Desde a primeira memória que tenho, Dona Nisa já não conseguia guardar suas lembranças muito bem. Ao conversar, ela logo esquece o que falamos. Seus chocolates – doces são uma de suas grandes paixões – estragam nos armários porque ela não lembra que escondeu. E, para fazer as atividades mais básicas do dia a dia, ela precisa do apoio da sua ajudante, a Vera.
A mais velha dos três filhos de Luís e Ondina, Nisa Navarro nasceu em 1920, em Mococa, no interior de São Paulo. Diretora pedagógica, sempre teve uma pose autoritária. A braveza, porém, se esvai após as primeiras palavras trocadas. Perdeu seu companheiro de vida aos 69 anos – hoje tem 97. Mas nem isso abalou sua postura firme.
Vera ainda se lembra da época em que ela era totalmente lúcida. E se lembra do dia que isso começou a mudar: Dona Nisa, um senhora sempre tão confiante e cheia de si, quase caiu em um desses golpes baratos de banco. Esbaforida – não sei se pelo episódio ou pelo calor intenso típico de cidade interiorana –, chegou em casa gritando pela ajudante: “Vera! Preciso da senha da minha conta. Qual é mesmo?”. Vera estranhou, afinal, minha vó nunca tinha tocado nesse assunto com ela. Perguntou o motivo. “Uma amiga que encontrei na rua disse que precisa ir comigo ao banco. Ela está me esperando na porta”. Ao ir até lá, a estranha saiu correndo. Minha vó teve algum tipo de apagão enquanto andava sozinha e a fulana tentou se aproveitar dela.

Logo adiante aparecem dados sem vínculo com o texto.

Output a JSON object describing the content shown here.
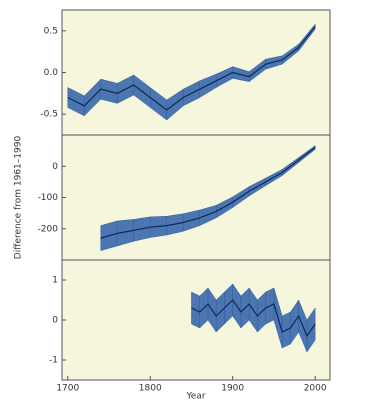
{
  "chart_data": [
    {
      "type": "band-line",
      "x": [
        1700,
        1720,
        1740,
        1760,
        1780,
        1800,
        1820,
        1840,
        1860,
        1880,
        1900,
        1920,
        1940,
        1960,
        1980,
        2000
      ],
      "series": [
        {
          "color": "#2e5fa8",
          "values": [
            -0.3,
            -0.4,
            -0.2,
            -0.25,
            -0.15,
            -0.3,
            -0.45,
            -0.3,
            -0.2,
            -0.1,
            0.0,
            -0.05,
            0.1,
            0.15,
            0.3,
            0.55
          ],
          "lower": [
            -0.42,
            -0.52,
            -0.32,
            -0.37,
            -0.27,
            -0.42,
            -0.57,
            -0.4,
            -0.3,
            -0.18,
            -0.07,
            -0.11,
            0.04,
            0.1,
            0.26,
            0.52
          ],
          "upper": [
            -0.18,
            -0.28,
            -0.08,
            -0.13,
            -0.03,
            -0.18,
            -0.33,
            -0.2,
            -0.1,
            -0.02,
            0.07,
            0.01,
            0.16,
            0.2,
            0.34,
            0.58
          ]
        }
      ],
      "xlim": [
        1693,
        2018
      ],
      "ylim": [
        -0.75,
        0.75
      ],
      "yticks": [
        -0.5,
        {
          "value": 0,
          "label": "0.0"
        },
        0.5
      ]
    },
    {
      "type": "band-line",
      "ylabel": "Difference from 1961–1990",
      "x": [
        1740,
        1760,
        1780,
        1800,
        1820,
        1840,
        1860,
        1880,
        1900,
        1920,
        1940,
        1960,
        1980,
        2000
      ],
      "series": [
        {
          "color": "#2e5fa8",
          "values": [
            -230,
            -215,
            -205,
            -195,
            -190,
            -180,
            -165,
            -145,
            -115,
            -80,
            -50,
            -20,
            20,
            60
          ],
          "lower": [
            -270,
            -255,
            -240,
            -228,
            -220,
            -208,
            -190,
            -165,
            -132,
            -95,
            -62,
            -30,
            12,
            54
          ],
          "upper": [
            -190,
            -175,
            -170,
            -162,
            -160,
            -152,
            -140,
            -125,
            -98,
            -65,
            -38,
            -10,
            28,
            66
          ]
        }
      ],
      "xlim": [
        1693,
        2018
      ],
      "ylim": [
        -300,
        100
      ],
      "yticks": [
        -200,
        -100,
        0
      ]
    },
    {
      "type": "band-line",
      "xlabel": "Year",
      "x": [
        1850,
        1860,
        1870,
        1880,
        1890,
        1900,
        1910,
        1920,
        1930,
        1940,
        1950,
        1960,
        1970,
        1980,
        1990,
        2000
      ],
      "series": [
        {
          "color": "#2e5fa8",
          "values": [
            0.3,
            0.2,
            0.4,
            0.1,
            0.3,
            0.5,
            0.2,
            0.4,
            0.1,
            0.3,
            0.4,
            -0.3,
            -0.2,
            0.1,
            -0.4,
            -0.1
          ],
          "lower": [
            -0.1,
            -0.2,
            0.0,
            -0.3,
            -0.1,
            0.1,
            -0.2,
            0.0,
            -0.3,
            -0.1,
            0.0,
            -0.7,
            -0.6,
            -0.3,
            -0.8,
            -0.5
          ],
          "upper": [
            0.7,
            0.6,
            0.8,
            0.5,
            0.7,
            0.9,
            0.6,
            0.8,
            0.5,
            0.7,
            0.8,
            0.1,
            0.2,
            0.5,
            0.0,
            0.3
          ]
        }
      ],
      "xlim": [
        1693,
        2018
      ],
      "ylim": [
        -1.5,
        1.5
      ],
      "yticks": [
        -1,
        0,
        1
      ],
      "xticks": [
        1700,
        1800,
        1900,
        2000
      ]
    }
  ]
}
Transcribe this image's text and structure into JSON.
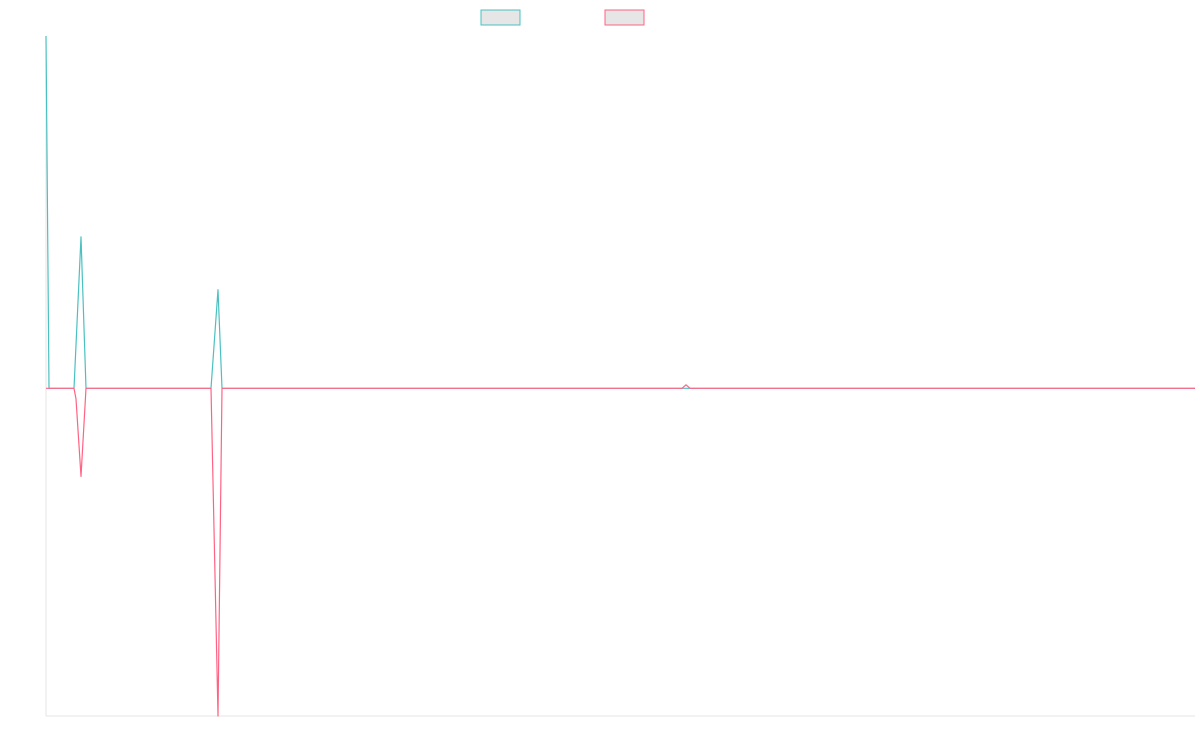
{
  "chart_data": {
    "type": "line",
    "xlim": [
      0,
      1149
    ],
    "ylim": [
      -93,
      100
    ],
    "series": [
      {
        "color": "#4bc0c0",
        "x": [
          0,
          3,
          28,
          35,
          40,
          165,
          172,
          176,
          1149
        ],
        "values": [
          100,
          0,
          0,
          43,
          0,
          0,
          28,
          0,
          0
        ]
      },
      {
        "color": "#ff6384",
        "x": [
          0,
          28,
          30,
          35,
          40,
          165,
          172,
          176,
          636,
          640,
          644,
          1149
        ],
        "values": [
          0,
          0,
          -3,
          -25,
          0,
          0,
          -93,
          0,
          0,
          1,
          0,
          0
        ]
      }
    ]
  }
}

Isso faz uns 20 anos. Desde então, ela passou a sempre ter companhia – o que não virou um problema. Não perdeu a personalidade marcante e o bom humor. Não deixou de dizer que a vida seria mais interessante se o feijão tivesse gosto de sorvete. E não deixou de brincar com as pequenas coisas. Mesmo ao esquecer de tirar os óculos na hora de se deitar, ela não perde a pose. “Eu preciso enxergar no sonho, oras”, diz, ao colocá-lo no criado mudo. De alguma maneira, consegue manter a postura inabalável.
Mas há momentos difíceis. Os que ela não me reconhece, por exemplo. Não chega a dizer, mas o olhar é revelador. Num primeiro momento, a tristeza é implacável. Tento, então, pensar que sou só mais um entre os quinze netos. E ainda tem os seis bisnetos. Talvez seja exigir demais dela. Olho a situação com a experiência de 23 anos de vida. Enxergo cada dia como uma experiência única.
Por outro lado, esse curto período de tempo mal cabe na memória de Dona Nisa. O que são 23 anos quando se tem quase um século de vida? Pior ainda quando não se pode distinguir com clareza o ontem do hoje. Os dias, para ela, são pássaros que pousam rapidamente no parapeito da janela e logo alçam voo para longe. Ao menos, eles levam consigo os problemas e angústias que costumam nos afligir.